Created attachment 1701952 [details]
Screenshot showing 74 tries in 4 hours

Comment 3 Humble Chirammal 2020-07-29 11:37:06 UTC

The number of retries are from OCP and its not specific to "resize" , this is same as "create" or "delete" where as long as driver returns "failure" on the operations, the controller retries.
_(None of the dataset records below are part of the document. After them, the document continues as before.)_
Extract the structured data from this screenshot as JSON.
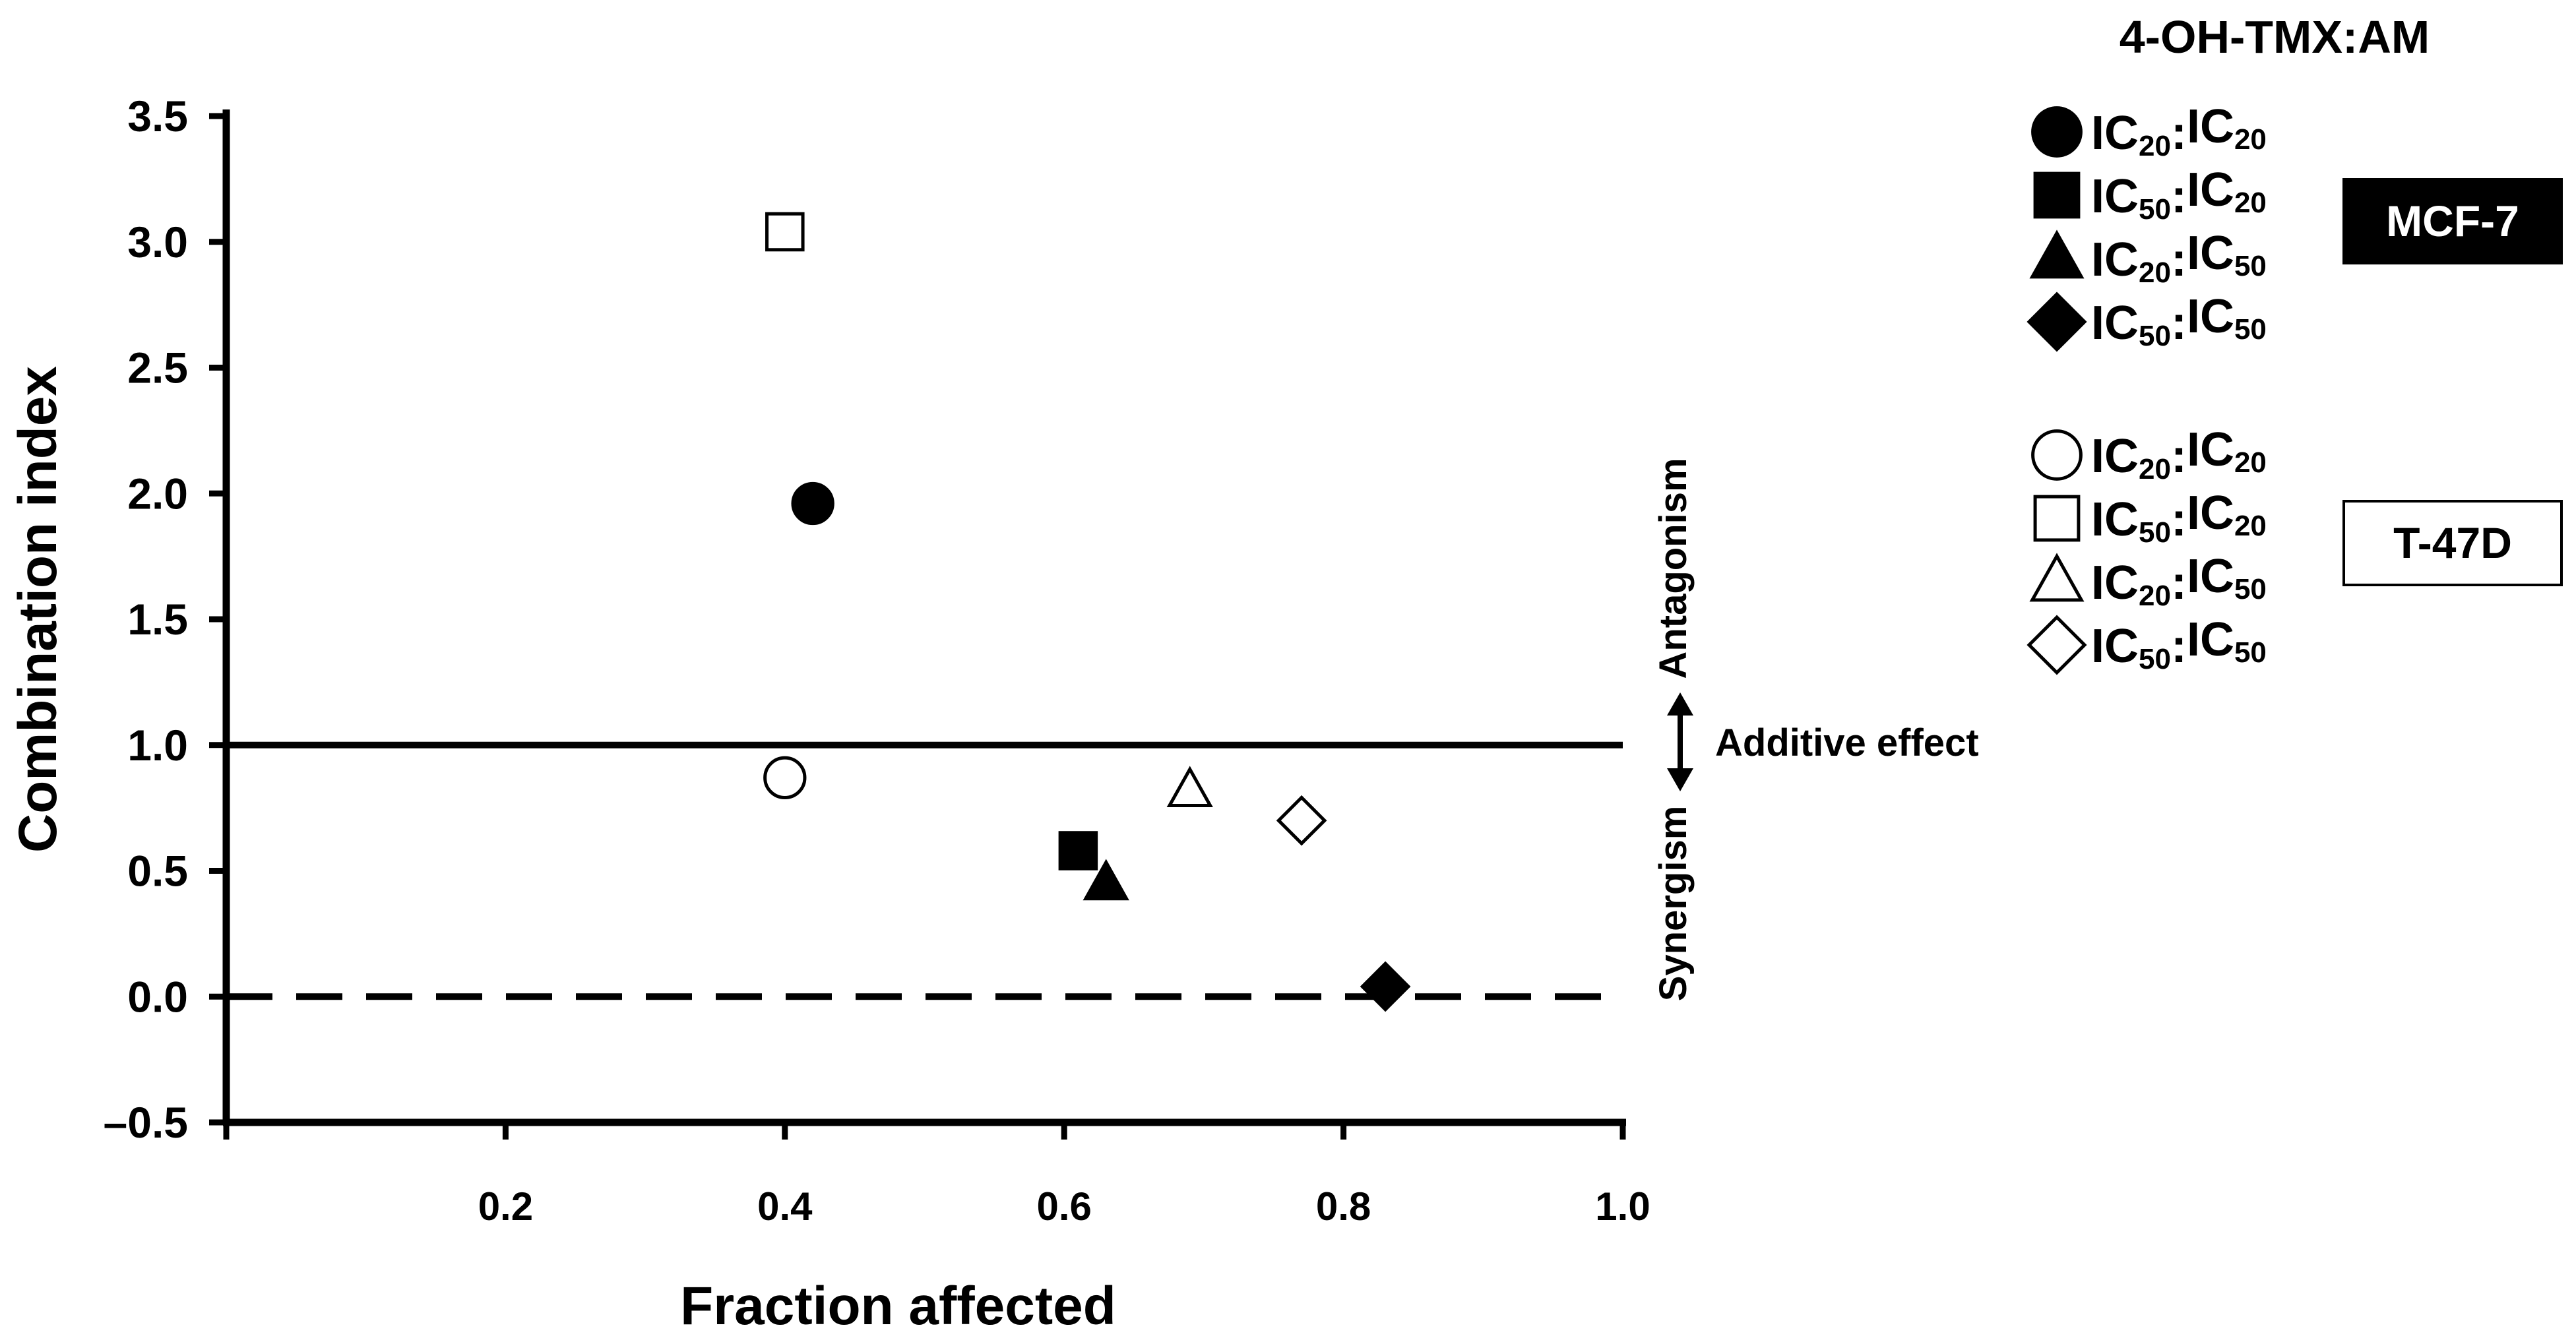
{
  "chart_data": {
    "type": "scatter",
    "title": "",
    "xlabel": "Fraction affected",
    "ylabel": "Combination index",
    "xlim": [
      0,
      1.0
    ],
    "ylim": [
      -0.5,
      3.5
    ],
    "x_ticks": [
      {
        "value": 0.2,
        "label": "0.2"
      },
      {
        "value": 0.4,
        "label": "0.4"
      },
      {
        "value": 0.6,
        "label": "0.6"
      },
      {
        "value": 0.8,
        "label": "0.8"
      },
      {
        "value": 1.0,
        "label": "1.0"
      }
    ],
    "y_ticks": [
      {
        "value": 3.5,
        "label": "3.5"
      },
      {
        "value": 3.0,
        "label": "3.0"
      },
      {
        "value": 2.5,
        "label": "2.5"
      },
      {
        "value": 2.0,
        "label": "2.0"
      },
      {
        "value": 1.5,
        "label": "1.5"
      },
      {
        "value": 1.0,
        "label": "1.0"
      },
      {
        "value": 0.5,
        "label": "0.5"
      },
      {
        "value": 0.0,
        "label": "0.0"
      },
      {
        "value": -0.5,
        "label": "–0.5"
      }
    ],
    "reference_lines": [
      {
        "name": "additive",
        "y": 1.0,
        "style": "solid"
      },
      {
        "name": "zero",
        "y": 0.0,
        "style": "dashed"
      }
    ],
    "annotations": {
      "antagonism": "Antagonism",
      "synergism": "Synergism",
      "additive": "Additive effect"
    },
    "legend": {
      "title": "4-OH-TMX:AM",
      "position": "right",
      "groups": [
        {
          "cell_line": "MCF-7",
          "fill": "#000000",
          "entries": [
            {
              "marker": "circle",
              "pre1": "IC",
              "sub1": "20",
              "sep": ":",
              "pre2": "IC",
              "sub2": "20"
            },
            {
              "marker": "square",
              "pre1": "IC",
              "sub1": "50",
              "sep": ":",
              "pre2": "IC",
              "sub2": "20"
            },
            {
              "marker": "triangle",
              "pre1": "IC",
              "sub1": "20",
              "sep": ":",
              "pre2": "IC",
              "sub2": "50"
            },
            {
              "marker": "diamond",
              "pre1": "IC",
              "sub1": "50",
              "sep": ":",
              "pre2": "IC",
              "sub2": "50"
            }
          ]
        },
        {
          "cell_line": "T-47D",
          "fill": "#ffffff",
          "entries": [
            {
              "marker": "circle",
              "pre1": "IC",
              "sub1": "20",
              "sep": ":",
              "pre2": "IC",
              "sub2": "20"
            },
            {
              "marker": "square",
              "pre1": "IC",
              "sub1": "50",
              "sep": ":",
              "pre2": "IC",
              "sub2": "20"
            },
            {
              "marker": "triangle",
              "pre1": "IC",
              "sub1": "20",
              "sep": ":",
              "pre2": "IC",
              "sub2": "50"
            },
            {
              "marker": "diamond",
              "pre1": "IC",
              "sub1": "50",
              "sep": ":",
              "pre2": "IC",
              "sub2": "50"
            }
          ]
        }
      ]
    },
    "series": [
      {
        "name": "MCF-7 IC20:IC20",
        "cell_line": "MCF-7",
        "marker": "circle",
        "filled": true,
        "x": 0.42,
        "y": 1.96
      },
      {
        "name": "MCF-7 IC50:IC20",
        "cell_line": "MCF-7",
        "marker": "square",
        "filled": true,
        "x": 0.61,
        "y": 0.58
      },
      {
        "name": "MCF-7 IC20:IC50",
        "cell_line": "MCF-7",
        "marker": "triangle",
        "filled": true,
        "x": 0.63,
        "y": 0.45
      },
      {
        "name": "MCF-7 IC50:IC50",
        "cell_line": "MCF-7",
        "marker": "diamond",
        "filled": true,
        "x": 0.83,
        "y": 0.04
      },
      {
        "name": "T-47D IC20:IC20",
        "cell_line": "T-47D",
        "marker": "circle",
        "filled": false,
        "x": 0.4,
        "y": 0.87
      },
      {
        "name": "T-47D IC50:IC20",
        "cell_line": "T-47D",
        "marker": "square",
        "filled": false,
        "x": 0.4,
        "y": 3.04
      },
      {
        "name": "T-47D IC20:IC50",
        "cell_line": "T-47D",
        "marker": "triangle",
        "filled": false,
        "x": 0.69,
        "y": 0.82
      },
      {
        "name": "T-47D IC50:IC50",
        "cell_line": "T-47D",
        "marker": "diamond",
        "filled": false,
        "x": 0.77,
        "y": 0.7
      }
    ]
  }
}
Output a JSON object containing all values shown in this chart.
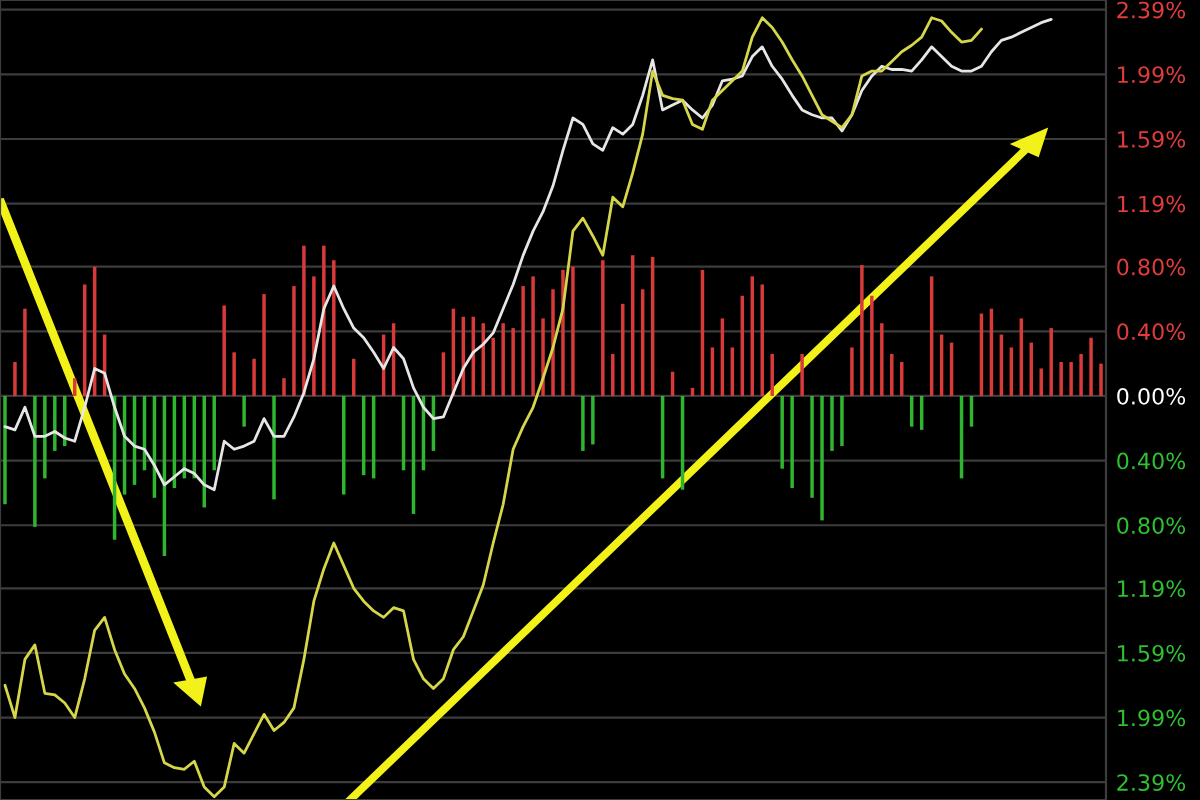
{
  "chart_data": {
    "type": "bar",
    "categories": [
      null,
      null,
      null,
      null,
      null,
      null,
      null,
      null,
      null,
      null,
      null,
      null,
      null,
      null,
      null,
      null,
      null,
      null,
      null,
      null,
      null,
      null,
      null,
      null,
      null,
      null,
      null,
      null,
      null,
      null,
      null,
      null,
      null,
      null,
      null,
      null,
      null,
      null,
      null,
      null,
      null,
      null,
      null,
      null,
      null,
      null,
      null,
      null,
      null,
      null,
      null,
      null,
      null,
      null,
      null,
      null,
      null,
      null,
      null,
      null,
      null,
      null,
      null,
      null,
      null,
      null,
      null,
      null,
      null,
      null,
      null,
      null,
      null,
      null,
      null,
      null,
      null,
      null,
      null,
      null,
      null,
      null,
      null,
      null,
      null,
      null,
      null,
      null,
      null,
      null,
      null,
      null,
      null,
      null,
      null,
      null,
      null,
      null,
      null,
      null,
      null,
      null,
      null,
      null,
      null,
      null,
      null,
      null,
      null,
      null,
      null
    ],
    "series": [
      {
        "values": [
          -0.67,
          0.21,
          0.54,
          -0.81,
          -0.51,
          -0.34,
          -0.31,
          0.11,
          0.69,
          0.8,
          0.38,
          -0.89,
          -0.61,
          -0.55,
          -0.46,
          -0.63,
          -0.99,
          -0.57,
          -0.51,
          -0.51,
          -0.69,
          -0.46,
          0.56,
          0.27,
          -0.19,
          0.23,
          0.63,
          -0.64,
          0.11,
          0.68,
          0.93,
          0.74,
          0.93,
          0.84,
          -0.61,
          0.23,
          -0.49,
          -0.51,
          0.38,
          0.45,
          -0.46,
          -0.73,
          -0.46,
          -0.34,
          0.27,
          0.54,
          0.49,
          0.49,
          0.45,
          0.36,
          0.45,
          0.42,
          0.68,
          0.74,
          0.48,
          0.66,
          0.78,
          0.8,
          -0.34,
          -0.3,
          0.84,
          0.26,
          0.57,
          0.87,
          0.66,
          0.86,
          -0.51,
          0.15,
          -0.58,
          0.05,
          0.78,
          0.3,
          0.48,
          0.3,
          0.62,
          0.74,
          0.69,
          0.26,
          -0.45,
          -0.57,
          0.26,
          -0.63,
          -0.77,
          -0.34,
          -0.31,
          0.3,
          0.81,
          0.62,
          0.45,
          0.26,
          0.21,
          -0.19,
          -0.21,
          0.74,
          0.38,
          0.33,
          -0.51,
          -0.19,
          0.51,
          0.54,
          0.38,
          0.3,
          0.48,
          0.33,
          0.17,
          0.42,
          0.21,
          0.21,
          0.26,
          0.36,
          0.2
        ],
        "colors": [
          "#2fb52f",
          "#d83a3a",
          "#d83a3a",
          "#2fb52f",
          "#2fb52f",
          "#2fb52f",
          "#2fb52f",
          "#d83a3a",
          "#d83a3a",
          "#d83a3a",
          "#d83a3a",
          "#2fb52f",
          "#2fb52f",
          "#2fb52f",
          "#2fb52f",
          "#2fb52f",
          "#2fb52f",
          "#2fb52f",
          "#2fb52f",
          "#2fb52f",
          "#2fb52f",
          "#2fb52f",
          "#d83a3a",
          "#d83a3a",
          "#2fb52f",
          "#d83a3a",
          "#d83a3a",
          "#2fb52f",
          "#d83a3a",
          "#d83a3a",
          "#d83a3a",
          "#d83a3a",
          "#d83a3a",
          "#d83a3a",
          "#2fb52f",
          "#d83a3a",
          "#2fb52f",
          "#2fb52f",
          "#d83a3a",
          "#d83a3a",
          "#2fb52f",
          "#2fb52f",
          "#2fb52f",
          "#2fb52f",
          "#d83a3a",
          "#d83a3a",
          "#d83a3a",
          "#d83a3a",
          "#d83a3a",
          "#d83a3a",
          "#d83a3a",
          "#d83a3a",
          "#d83a3a",
          "#d83a3a",
          "#d83a3a",
          "#d83a3a",
          "#d83a3a",
          "#d83a3a",
          "#2fb52f",
          "#2fb52f",
          "#d83a3a",
          "#d83a3a",
          "#d83a3a",
          "#d83a3a",
          "#d83a3a",
          "#d83a3a",
          "#2fb52f",
          "#d83a3a",
          "#2fb52f",
          "#d83a3a",
          "#d83a3a",
          "#d83a3a",
          "#d83a3a",
          "#d83a3a",
          "#d83a3a",
          "#d83a3a",
          "#d83a3a",
          "#d83a3a",
          "#2fb52f",
          "#2fb52f",
          "#d83a3a",
          "#2fb52f",
          "#2fb52f",
          "#2fb52f",
          "#2fb52f",
          "#d83a3a",
          "#d83a3a",
          "#d83a3a",
          "#d83a3a",
          "#d83a3a",
          "#d83a3a",
          "#2fb52f",
          "#2fb52f",
          "#d83a3a",
          "#d83a3a",
          "#d83a3a",
          "#2fb52f",
          "#2fb52f",
          "#d83a3a",
          "#d83a3a",
          "#d83a3a",
          "#d83a3a",
          "#d83a3a",
          "#d83a3a",
          "#d83a3a",
          "#d83a3a",
          "#d83a3a",
          "#d83a3a",
          "#d83a3a",
          "#d83a3a",
          "#d83a3a"
        ]
      },
      {
        "type": "line",
        "color": "#e6e6e6",
        "values": [
          -0.19,
          -0.21,
          -0.07,
          -0.25,
          -0.25,
          -0.22,
          -0.26,
          -0.28,
          -0.07,
          0.17,
          0.14,
          -0.07,
          -0.25,
          -0.31,
          -0.33,
          -0.43,
          -0.55,
          -0.5,
          -0.45,
          -0.48,
          -0.55,
          -0.58,
          -0.28,
          -0.33,
          -0.31,
          -0.28,
          -0.14,
          -0.25,
          -0.25,
          -0.13,
          0.02,
          0.23,
          0.54,
          0.68,
          0.54,
          0.42,
          0.36,
          0.27,
          0.17,
          0.3,
          0.23,
          0.05,
          -0.07,
          -0.14,
          -0.13,
          0.02,
          0.17,
          0.27,
          0.32,
          0.39,
          0.54,
          0.69,
          0.87,
          1.02,
          1.14,
          1.3,
          1.52,
          1.72,
          1.68,
          1.56,
          1.52,
          1.66,
          1.62,
          1.68,
          1.86,
          2.08,
          1.77,
          1.8,
          1.83,
          1.77,
          1.72,
          1.8,
          1.95,
          1.96,
          1.98,
          2.1,
          2.16,
          2.04,
          1.96,
          1.86,
          1.77,
          1.74,
          1.72,
          1.72,
          1.64,
          1.74,
          1.89,
          1.98,
          2.04,
          2.02,
          2.02,
          2.01,
          2.08,
          2.16,
          2.1,
          2.04,
          2.01,
          2.01,
          2.04,
          2.13,
          2.2,
          2.22,
          2.25,
          2.28,
          2.31,
          2.33,
          null,
          null,
          null,
          null,
          null
        ]
      },
      {
        "type": "line",
        "color": "#d6d64a",
        "values": [
          -1.79,
          -1.99,
          -1.63,
          -1.54,
          -1.84,
          -1.85,
          -1.9,
          -1.99,
          -1.75,
          -1.45,
          -1.37,
          -1.57,
          -1.72,
          -1.81,
          -1.93,
          -2.08,
          -2.27,
          -2.3,
          -2.31,
          -2.26,
          -2.42,
          -2.48,
          -2.42,
          -2.15,
          -2.21,
          -2.09,
          -1.97,
          -2.07,
          -2.02,
          -1.93,
          -1.63,
          -1.27,
          -1.07,
          -0.91,
          -1.05,
          -1.19,
          -1.27,
          -1.33,
          -1.37,
          -1.31,
          -1.33,
          -1.63,
          -1.75,
          -1.81,
          -1.75,
          -1.57,
          -1.49,
          -1.33,
          -1.17,
          -0.91,
          -0.67,
          -0.33,
          -0.19,
          -0.07,
          0.11,
          0.3,
          0.54,
          1.02,
          1.1,
          0.99,
          0.87,
          1.23,
          1.17,
          1.38,
          1.62,
          2.01,
          1.86,
          1.84,
          1.83,
          1.68,
          1.65,
          1.83,
          1.89,
          1.95,
          2.01,
          2.22,
          2.34,
          2.28,
          2.19,
          2.08,
          1.98,
          1.86,
          1.74,
          1.7,
          1.66,
          1.74,
          1.98,
          2.01,
          2.01,
          2.07,
          2.13,
          2.17,
          2.22,
          2.34,
          2.32,
          2.25,
          2.19,
          2.2,
          2.27,
          null,
          null,
          null,
          null,
          null,
          null,
          null,
          null,
          null,
          null,
          null,
          null
        ]
      }
    ],
    "ylim": [
      -2.5,
      2.45
    ],
    "yticks": [
      {
        "value": 2.39,
        "label": "2.39%"
      },
      {
        "value": 1.99,
        "label": "1.99%"
      },
      {
        "value": 1.59,
        "label": "1.59%"
      },
      {
        "value": 1.19,
        "label": "1.19%"
      },
      {
        "value": 0.8,
        "label": "0.80%"
      },
      {
        "value": 0.4,
        "label": "0.40%"
      },
      {
        "value": 0,
        "label": "0.00%"
      },
      {
        "value": -0.4,
        "label": "0.40%"
      },
      {
        "value": -0.8,
        "label": "0.80%"
      },
      {
        "value": -1.19,
        "label": "1.19%"
      },
      {
        "value": -1.59,
        "label": "1.59%"
      },
      {
        "value": -1.99,
        "label": "1.99%"
      },
      {
        "value": -2.39,
        "label": "2.39%"
      }
    ],
    "grid": "y",
    "tick_labels": "y",
    "legend": false
  }
}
Its also in the kube norm that, try to reach to the desired state eventually.. I would like to close this as "NOT A BUG" and work as designed. 

If not at all we are in agreement to close this, please  open a bug against OCP and give a try.

Comment 4 Jilju Joy 2020-08-05 07:49:55 UTC

(In reply to Humble Chirammal from comment #3)
> The number of retries are from OCP and its not specific to "resize" , this
> is same as "create" or "delete" where as long as driver returns "failure" on
> the operations, the controller retries. 
Is there a manual recovery mechanism in these cases ?

> Its also in the kube norm that, try
> to reach to the desired state eventually.. I would like to close this as
> "NOT A BUG" and work as designed. 
> 
> If not at all we are in agreement to close this, please  open a bug against
> OCP and give a try.

Comment 5 Humble Chirammal 2020-08-05 08:20:46 UTC

(In reply to Jilju Joy from comment #4)
> (In reply to Humble Chirammal from comment #3)
> > The number of retries are from OCP and its not specific to "resize" , this
> > is same as "create" or "delete" where as long as driver returns "failure" on
> > the operations, the controller retries. 
> Is there a manual recovery mechanism in these cases ?
> 


yes, correct the mistake for the failure or delete the object thats in general. 
Specifically for 'resize' there is a documented process too.

Comment 7 Humble Chirammal 2020-08-10 13:16:09 UTC

(In reply to Humble Chirammal from comment #5)
> (In reply to Jilju Joy from comment #4)
> > (In reply to Humble Chirammal from comment #3)
> > > The number of retries are from OCP and its not specific to "resize" , this
> > > is same as "create" or "delete" where as long as driver returns "failure" on
> > > the operations, the controller retries. 
> > Is there a manual recovery mechanism in these cases ?
> > 
> 
> 
> yes, correct the mistake for the failure or delete the object thats in
> general. 
> Specifically for 'resize' there is a documented process too.

are we in agreement to close this based on above comments?

Comment 9 Humble Chirammal 2020-08-11 11:39:01 UTC

Closing this for now as we cant do anything from OCS to stop the retry in case of a failure in general.

Comment 10 Humble Chirammal 2022-02-09 09:17:38 UTC

IN upstream there is an enhancement in place which could help to recover from failed attempts by reducing the size of the PVC.. Mentioning it here for future references.